Named entity Recognition (NER) - SoojungHong/TextMining GitHub Wiki
What is Named-entity recognition
Named-entity recognition (NER) (also known as entity identification, entity chunking and entity extraction) is a subtask of information extraction that seeks to locate and classify named entities in text into pre-defined categories such as the names of persons, organizations, locations, expressions of times, quantities, monetary values, percentages, etc.
Most research on NER systems has been structured as taking an unannotated block of text, such as this one:
Jim bought 300 shares of Acme Corp. in 2006.
And producing an annotated block of text that highlights the names of entities:
[Jim]Person bought 300 shares of [Acme Corp.]Organization in [2006]Time.
NER platforms
- Dataturks - An online annotation tool to build datasets for NER. Visual UI to easily build domain-specific NER datasets in a format compatible with OpenNLP, CoreNLP etc libraries.
- BRAT an open source downloadable annotation tool for NER. Requires a little bit of setup but works well for single user use cases.
- SpaCy features fast statistical NER as well as an open-source named entity visualizer.

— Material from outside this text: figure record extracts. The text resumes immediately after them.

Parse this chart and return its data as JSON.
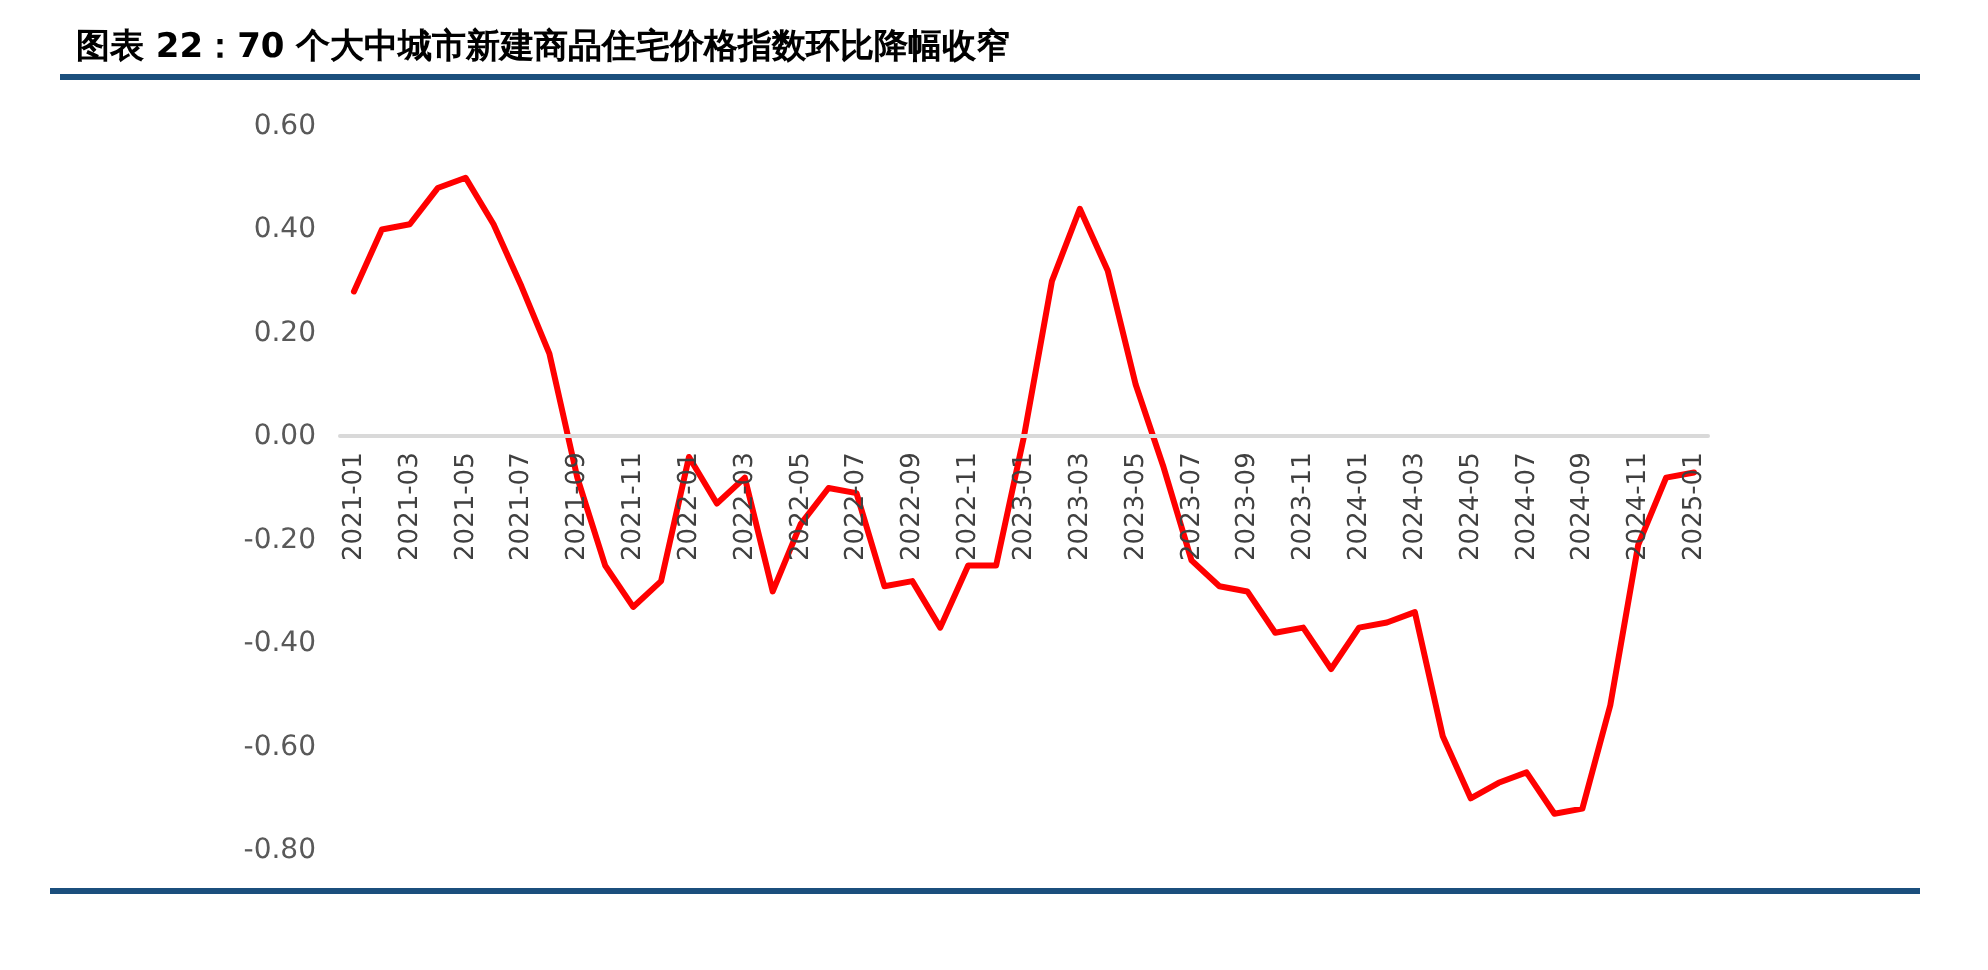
{
  "chart_data": {
    "type": "line",
    "title": "图表 22：70 个大中城市新建商品住宅价格指数环比降幅收窄",
    "categories": [
      "2021-01",
      null,
      "2021-03",
      null,
      "2021-05",
      null,
      "2021-07",
      null,
      "2021-09",
      null,
      "2021-11",
      null,
      "2022-01",
      null,
      "2022-03",
      null,
      "2022-05",
      null,
      "2022-07",
      null,
      "2022-09",
      null,
      "2022-11",
      null,
      "2023-01",
      null,
      "2023-03",
      null,
      "2023-05",
      null,
      "2023-07",
      null,
      "2023-09",
      null,
      "2023-11",
      null,
      "2024-01",
      null,
      "2024-03",
      null,
      "2024-05",
      null,
      "2024-07",
      null,
      "2024-09",
      null,
      "2024-11",
      null,
      "2025-01"
    ],
    "values": [
      0.28,
      0.4,
      0.41,
      0.48,
      0.5,
      0.41,
      0.29,
      0.16,
      -0.08,
      -0.25,
      -0.33,
      -0.28,
      -0.04,
      -0.13,
      -0.08,
      -0.3,
      -0.17,
      -0.1,
      -0.11,
      -0.29,
      -0.28,
      -0.37,
      -0.25,
      -0.25,
      0.0,
      0.3,
      0.44,
      0.32,
      0.1,
      -0.06,
      -0.24,
      -0.29,
      -0.3,
      -0.38,
      -0.37,
      -0.45,
      -0.37,
      -0.36,
      -0.34,
      -0.58,
      -0.7,
      -0.67,
      -0.65,
      -0.73,
      -0.72,
      -0.52,
      -0.21,
      -0.08,
      -0.07
    ],
    "color": "#ff0000",
    "ylim": [
      -0.8,
      0.6
    ],
    "yticks": [
      {
        "value": -0.8,
        "label": "-0.80"
      },
      {
        "value": -0.6,
        "label": "-0.60"
      },
      {
        "value": -0.4,
        "label": "-0.40"
      },
      {
        "value": -0.2,
        "label": "-0.20"
      },
      {
        "value": 0,
        "label": "0.00"
      },
      {
        "value": 0.2,
        "label": "0.20"
      },
      {
        "value": 0.4,
        "label": "0.40"
      },
      {
        "value": 0.6,
        "label": "0.60"
      }
    ],
    "grid": false,
    "marker": "none",
    "line_style": "solid"
  }
}
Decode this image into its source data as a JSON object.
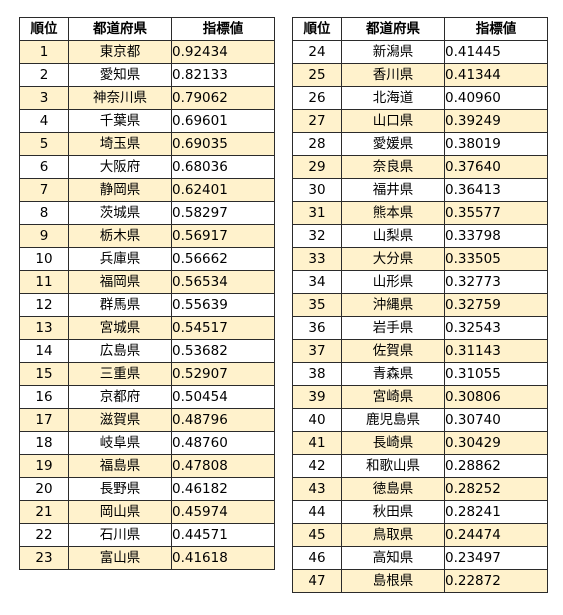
{
  "headers": {
    "rank": "順位",
    "prefecture": "都道府県",
    "index": "指標値"
  },
  "left_rows": [
    {
      "rank": "1",
      "prefecture": "東京都",
      "value": "0.92434"
    },
    {
      "rank": "2",
      "prefecture": "愛知県",
      "value": "0.82133"
    },
    {
      "rank": "3",
      "prefecture": "神奈川県",
      "value": "0.79062"
    },
    {
      "rank": "4",
      "prefecture": "千葉県",
      "value": "0.69601"
    },
    {
      "rank": "5",
      "prefecture": "埼玉県",
      "value": "0.69035"
    },
    {
      "rank": "6",
      "prefecture": "大阪府",
      "value": "0.68036"
    },
    {
      "rank": "7",
      "prefecture": "静岡県",
      "value": "0.62401"
    },
    {
      "rank": "8",
      "prefecture": "茨城県",
      "value": "0.58297"
    },
    {
      "rank": "9",
      "prefecture": "栃木県",
      "value": "0.56917"
    },
    {
      "rank": "10",
      "prefecture": "兵庫県",
      "value": "0.56662"
    },
    {
      "rank": "11",
      "prefecture": "福岡県",
      "value": "0.56534"
    },
    {
      "rank": "12",
      "prefecture": "群馬県",
      "value": "0.55639"
    },
    {
      "rank": "13",
      "prefecture": "宮城県",
      "value": "0.54517"
    },
    {
      "rank": "14",
      "prefecture": "広島県",
      "value": "0.53682"
    },
    {
      "rank": "15",
      "prefecture": "三重県",
      "value": "0.52907"
    },
    {
      "rank": "16",
      "prefecture": "京都府",
      "value": "0.50454"
    },
    {
      "rank": "17",
      "prefecture": "滋賀県",
      "value": "0.48796"
    },
    {
      "rank": "18",
      "prefecture": "岐阜県",
      "value": "0.48760"
    },
    {
      "rank": "19",
      "prefecture": "福島県",
      "value": "0.47808"
    },
    {
      "rank": "20",
      "prefecture": "長野県",
      "value": "0.46182"
    },
    {
      "rank": "21",
      "prefecture": "岡山県",
      "value": "0.45974"
    },
    {
      "rank": "22",
      "prefecture": "石川県",
      "value": "0.44571"
    },
    {
      "rank": "23",
      "prefecture": "富山県",
      "value": "0.41618"
    }
  ],
  "right_rows": [
    {
      "rank": "24",
      "prefecture": "新潟県",
      "value": "0.41445"
    },
    {
      "rank": "25",
      "prefecture": "香川県",
      "value": "0.41344"
    },
    {
      "rank": "26",
      "prefecture": "北海道",
      "value": "0.40960"
    },
    {
      "rank": "27",
      "prefecture": "山口県",
      "value": "0.39249"
    },
    {
      "rank": "28",
      "prefecture": "愛媛県",
      "value": "0.38019"
    },
    {
      "rank": "29",
      "prefecture": "奈良県",
      "value": "0.37640"
    },
    {
      "rank": "30",
      "prefecture": "福井県",
      "value": "0.36413"
    },
    {
      "rank": "31",
      "prefecture": "熊本県",
      "value": "0.35577"
    },
    {
      "rank": "32",
      "prefecture": "山梨県",
      "value": "0.33798"
    },
    {
      "rank": "33",
      "prefecture": "大分県",
      "value": "0.33505"
    },
    {
      "rank": "34",
      "prefecture": "山形県",
      "value": "0.32773"
    },
    {
      "rank": "35",
      "prefecture": "沖縄県",
      "value": "0.32759"
    },
    {
      "rank": "36",
      "prefecture": "岩手県",
      "value": "0.32543"
    },
    {
      "rank": "37",
      "prefecture": "佐賀県",
      "value": "0.31143"
    },
    {
      "rank": "38",
      "prefecture": "青森県",
      "value": "0.31055"
    },
    {
      "rank": "39",
      "prefecture": "宮崎県",
      "value": "0.30806"
    },
    {
      "rank": "40",
      "prefecture": "鹿児島県",
      "value": "0.30740"
    },
    {
      "rank": "41",
      "prefecture": "長崎県",
      "value": "0.30429"
    },
    {
      "rank": "42",
      "prefecture": "和歌山県",
      "value": "0.28862"
    },
    {
      "rank": "43",
      "prefecture": "徳島県",
      "value": "0.28252"
    },
    {
      "rank": "44",
      "prefecture": "秋田県",
      "value": "0.28241"
    },
    {
      "rank": "45",
      "prefecture": "鳥取県",
      "value": "0.24474"
    },
    {
      "rank": "46",
      "prefecture": "高知県",
      "value": "0.23497"
    },
    {
      "rank": "47",
      "prefecture": "島根県",
      "value": "0.22872"
    }
  ],
  "colors": {
    "odd_row_fill": "#fff2cc",
    "even_row_fill": "#ffffff",
    "border": "#2b2b2b"
  }
}
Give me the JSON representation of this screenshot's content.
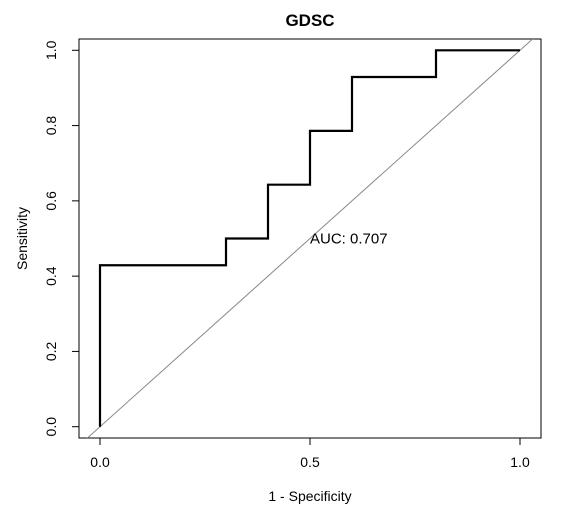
{
  "chart_data": {
    "type": "line",
    "title": "GDSC",
    "xlabel": "1 - Specificity",
    "ylabel": "Sensitivity",
    "xlim": [
      -0.05,
      1.05
    ],
    "ylim": [
      -0.03,
      1.03
    ],
    "x_ticks": [
      0.0,
      0.5,
      1.0
    ],
    "x_tick_labels": [
      "0.0",
      "0.5",
      "1.0"
    ],
    "y_ticks": [
      0.0,
      0.2,
      0.4,
      0.6,
      0.8,
      1.0
    ],
    "y_tick_labels": [
      "0.0",
      "0.2",
      "0.4",
      "0.6",
      "0.8",
      "1.0"
    ],
    "grid": false,
    "series": [
      {
        "style": "step",
        "color": "#000000",
        "x": [
          0.0,
          0.0,
          0.3,
          0.3,
          0.4,
          0.4,
          0.5,
          0.5,
          0.6,
          0.6,
          0.8,
          0.8,
          1.0
        ],
        "y": [
          0.0,
          0.429,
          0.429,
          0.5,
          0.5,
          0.643,
          0.643,
          0.786,
          0.786,
          0.929,
          0.929,
          1.0,
          1.0
        ]
      },
      {
        "style": "diagonal",
        "color": "#888888",
        "x": [
          -0.05,
          1.05
        ],
        "y": [
          -0.05,
          1.05
        ]
      }
    ],
    "annotations": [
      {
        "text": "AUC: 0.707",
        "x": 0.5,
        "y": 0.5
      }
    ]
  }
}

- GATE supports NER across many languages and domains out of the box, usable via graphical interface and also Java API
- OpenNLP includes rule-based and statistical named-entity recognition
- Stanford University also has the Stanford Named Entity Recognizer
Problem definition
Full named-entity recognition is often broken down, conceptually and possibly also in implementations,[6] as two distinct problems: detection of names, and classification of the names by the type of entity they refer to (e.g. person, organization, location and other[7]). The first phase is typically simplified to a segmentation problem: names are defined to be contiguous spans of tokens, with no nesting, so that "Bank of America" is a single name, disregarding the fact that inside this name, the substring "America" is itself a name. This segmentation problem is formally similar to chunking. The second phase requires choosing an ontology by which to organize categories of things.
Approach to solve
NER systems have been created that use linguistic grammar-based techniques as well as statistical models such as machine learning. Hand-crafted grammar-based systems typically obtain better precision, but at the cost of lower recall and months of work by experienced computational linguists. Statistical NER systems typically require a large amount of manually annotated training data. Semisupervised approaches have been suggested to avoid part of the annotation effort.
Many different classifier types have been used to perform machine-learned NER, with conditional random fields being a typical choice.